Fâchés les skieurs de Coupe du Monde ! Et ils le disent en termes crus, ici Ted Ligety [1] géantiste mythique sur son blog, ici la star du Freeride reconverti géantiste Jon Olsson [2] sous l’aimable commentaire « FIS Sucks » (et le courage de le dire !), ici l’ensemble des athlètes dans le Pressemitteilung FIS Athleten-Kommision [3] et leur letter to FIS [4]. Par opposition le communiqué de la FIS elle-même [5] – dont l’attaché de presse qui l’a rédigé a dû être recruté chez Chine Nouvelle ou à l’Agence Tass tant il est lénifiant dans le fond comme dans la forme. L’objet de la discorde : les modifications réglementaires pour la saison 2012/2013 qui allongent les rayons minimas des skis de course. Rendant les skis moins taillés et plus droits, ils carvent moins, dérapent plus. Cela vise donc à diminuer le risque d’accident en augmentant le dérapage, qui est un frottement et donc une dissipation d’énergie cinétique, et donc un ralentissement de la vitesse de passage en courbe. Cela réduit donc aussi la force exercée sur les articulations par le poids du skieurs en courbe d’un ski ancré sur son arc et qui ne dérape pas, ce qui cause des lésions même sans chute. Cela réduit enfin l’effet d’éjection du ski taillé ancré dans sa courbe lorsque le skieur commet une faute de répartition du poids ou ne tient plus la force d’ancrage de son ski. Fort bien – et la FIS de citer un rapport scientifique de l’Université de Salzbourg mais qu’elle ne rend pas public.

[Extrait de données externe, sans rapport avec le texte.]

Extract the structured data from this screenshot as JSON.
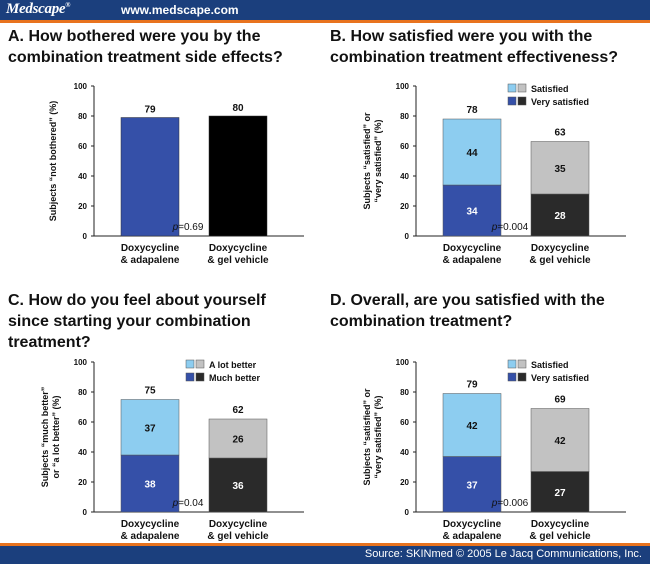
{
  "header": {
    "brand": "Medscape",
    "brand_mark": "®",
    "url": "www.medscape.com"
  },
  "footer": {
    "source": "Source: SKINmed © 2005 Le Jacq Communications, Inc."
  },
  "colors": {
    "header_blue": "#1b3f7d",
    "accent_orange": "#e8731e",
    "bar_blue": "#3550a8",
    "bar_light_blue": "#8dcdf0",
    "bar_black": "#000000",
    "bar_dark": "#2a2a2a",
    "bar_gray": "#c2c2c2"
  },
  "panels": [
    {
      "title": "A. How bothered were you by the\n    combination treatment side effects?",
      "ylabel_lines": [
        "Subjects “not bothered”  (%)"
      ],
      "pvalue_prefix": "p",
      "pvalue_rest": "=0.69"
    },
    {
      "title": "B. How satisfied were you with the\n    combination treatment effectiveness?",
      "ylabel_lines": [
        "Subjects “satisfied” or",
        "“very satisfied” (%)"
      ],
      "pvalue_prefix": "p",
      "pvalue_rest": "=0.004"
    },
    {
      "title": "C. How do you feel about yourself\n    since starting your combination\n    treatment?",
      "ylabel_lines": [
        "Subjects “much better”",
        "or “a lot better” (%)"
      ],
      "pvalue_prefix": "p",
      "pvalue_rest": "=0.04"
    },
    {
      "title": "D. Overall, are you satisfied with the\n    combination treatment?",
      "ylabel_lines": [
        "Subjects “satisfied” or",
        "“very satisfied” (%)"
      ],
      "pvalue_prefix": "p",
      "pvalue_rest": "=0.006"
    }
  ],
  "chart_data": [
    {
      "type": "bar",
      "categories": [
        [
          "Doxycycline",
          "& adapalene"
        ],
        [
          "Doxycycline",
          "& gel vehicle"
        ]
      ],
      "values": [
        79,
        80
      ],
      "bar_colors": [
        "#3550a8",
        "#000000"
      ],
      "ylim": [
        0,
        100
      ],
      "yticks": [
        0,
        20,
        40,
        60,
        80,
        100
      ],
      "ylabel": "Subjects “not bothered”  (%)",
      "legend": null
    },
    {
      "type": "bar",
      "stacked": true,
      "categories": [
        [
          "Doxycycline",
          "& adapalene"
        ],
        [
          "Doxycycline",
          "& gel vehicle"
        ]
      ],
      "series": [
        {
          "name": "Very satisfied",
          "values": [
            34,
            28
          ],
          "colors": [
            "#3550a8",
            "#2a2a2a"
          ]
        },
        {
          "name": "Satisfied",
          "values": [
            44,
            35
          ],
          "colors": [
            "#8dcdf0",
            "#c2c2c2"
          ]
        }
      ],
      "totals": [
        78,
        63
      ],
      "ylim": [
        0,
        100
      ],
      "yticks": [
        0,
        20,
        40,
        60,
        80,
        100
      ],
      "ylabel": "Subjects “satisfied” or “very satisfied” (%)",
      "legend": [
        {
          "label": "Satisfied",
          "colors": [
            "#8dcdf0",
            "#c2c2c2"
          ]
        },
        {
          "label": "Very satisfied",
          "colors": [
            "#3550a8",
            "#2a2a2a"
          ]
        }
      ]
    },
    {
      "type": "bar",
      "stacked": true,
      "categories": [
        [
          "Doxycycline",
          "& adapalene"
        ],
        [
          "Doxycycline",
          "& gel vehicle"
        ]
      ],
      "series": [
        {
          "name": "Much better",
          "values": [
            38,
            36
          ],
          "colors": [
            "#3550a8",
            "#2a2a2a"
          ]
        },
        {
          "name": "A lot better",
          "values": [
            37,
            26
          ],
          "colors": [
            "#8dcdf0",
            "#c2c2c2"
          ]
        }
      ],
      "totals": [
        75,
        62
      ],
      "ylim": [
        0,
        100
      ],
      "yticks": [
        0,
        20,
        40,
        60,
        80,
        100
      ],
      "ylabel": "Subjects “much better” or “a lot better” (%)",
      "legend": [
        {
          "label": "A lot better",
          "colors": [
            "#8dcdf0",
            "#c2c2c2"
          ]
        },
        {
          "label": "Much better",
          "colors": [
            "#3550a8",
            "#2a2a2a"
          ]
        }
      ]
    },
    {
      "type": "bar",
      "stacked": true,
      "categories": [
        [
          "Doxycycline",
          "& adapalene"
        ],
        [
          "Doxycycline",
          "& gel vehicle"
        ]
      ],
      "series": [
        {
          "name": "Very satisfied",
          "values": [
            37,
            27
          ],
          "colors": [
            "#3550a8",
            "#2a2a2a"
          ]
        },
        {
          "name": "Satisfied",
          "values": [
            42,
            42
          ],
          "colors": [
            "#8dcdf0",
            "#c2c2c2"
          ]
        }
      ],
      "totals": [
        79,
        69
      ],
      "ylim": [
        0,
        100
      ],
      "yticks": [
        0,
        20,
        40,
        60,
        80,
        100
      ],
      "ylabel": "Subjects “satisfied” or “very satisfied” (%)",
      "legend": [
        {
          "label": "Satisfied",
          "colors": [
            "#8dcdf0",
            "#c2c2c2"
          ]
        },
        {
          "label": "Very satisfied",
          "colors": [
            "#3550a8",
            "#2a2a2a"
          ]
        }
      ]
    }
  ]
}
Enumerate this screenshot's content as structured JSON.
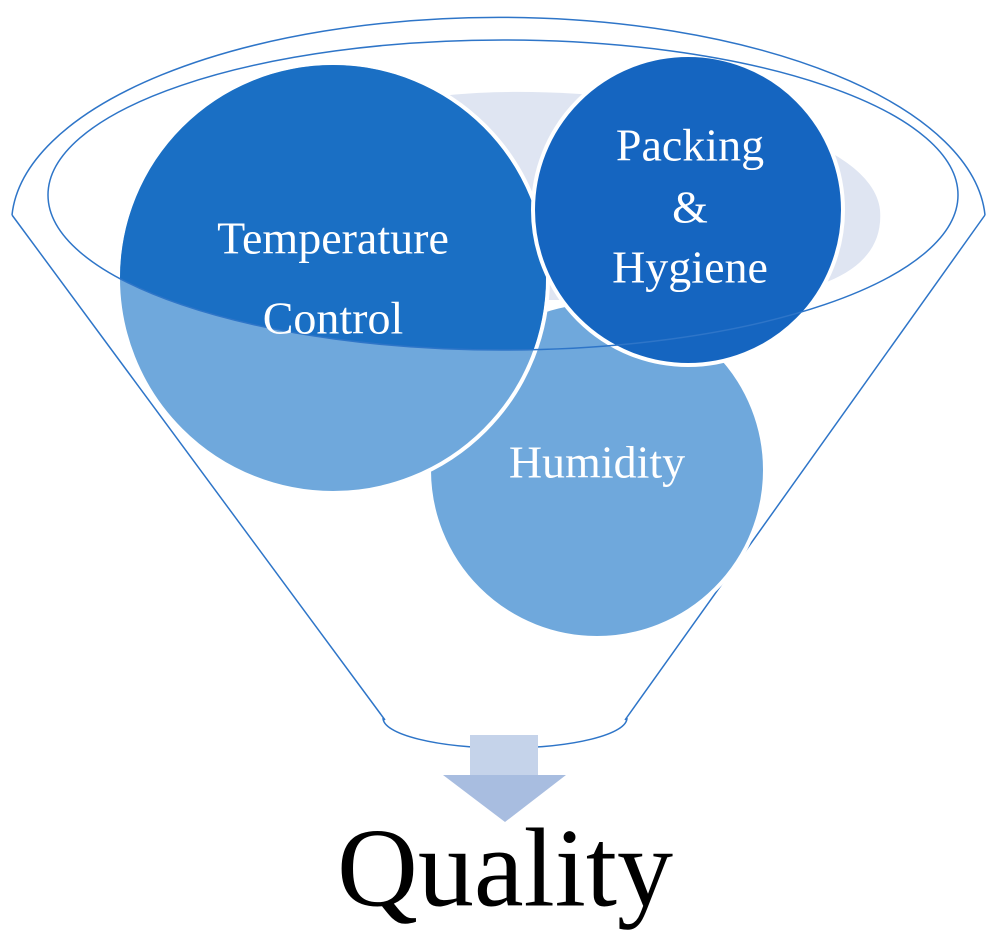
{
  "nodes": [
    {
      "label": [
        "Temperature",
        "Control"
      ]
    },
    {
      "label": [
        "Packing",
        "&",
        "Hygiene"
      ]
    },
    {
      "label": [
        "Humidity"
      ]
    }
  ],
  "result": "Quality"
}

Premier problème de gouvernance et de droit de l’association toutefois : la FIS n’a pas consulté… l’association des athlètes qui sont pourtant ceux qui risquent leur santé sur les pistes, font le show et, in fine sont l’actif principal de la Coupe du Monde – et de son chiffre d’affaires ! Incompréhensible mais symptomatique du déficit de concertation, de consultation et de démocratie interne qui y règne (cf. l’amende de Didier Cuche en mars 2011 [6] et sur ce blog [7]). Sur le fond et donc la sécurité, quels sont les arguments des skieurs ? Les skis moins taillés sont moins faciles à skier et réduisent le spectacle ou en tout cas ne leur plaisent pas ! (cf. Jon Olsson [8]) Cela les oblige à modifier la technique acquise avec les skis taillés et in fine à revenir en arrière. Seuls les skieurs athlétiques auront assez de force pour les inscrire sur leur arc, au détriment des petits gabarits, mais argument contesté par d’autres qui estiment que ceux-ci pourront au contraire à nouveau faire valoir leur technique en drift (conduite dérapée) plutôt qu’en force. Mais surtout cela donne en fin de compte à l’élite des skis moins performants que ceux, taillés, de race-carve, accessibles aux amateurs et compétiteurs de ligues inférieures, ce qui est anormal. Des problèmes de transition obligeront encore à changer de rayon de ski entre la Coupe du Monde/Coupe d’Europe et les courses internationales FIS, ce qui est difficile.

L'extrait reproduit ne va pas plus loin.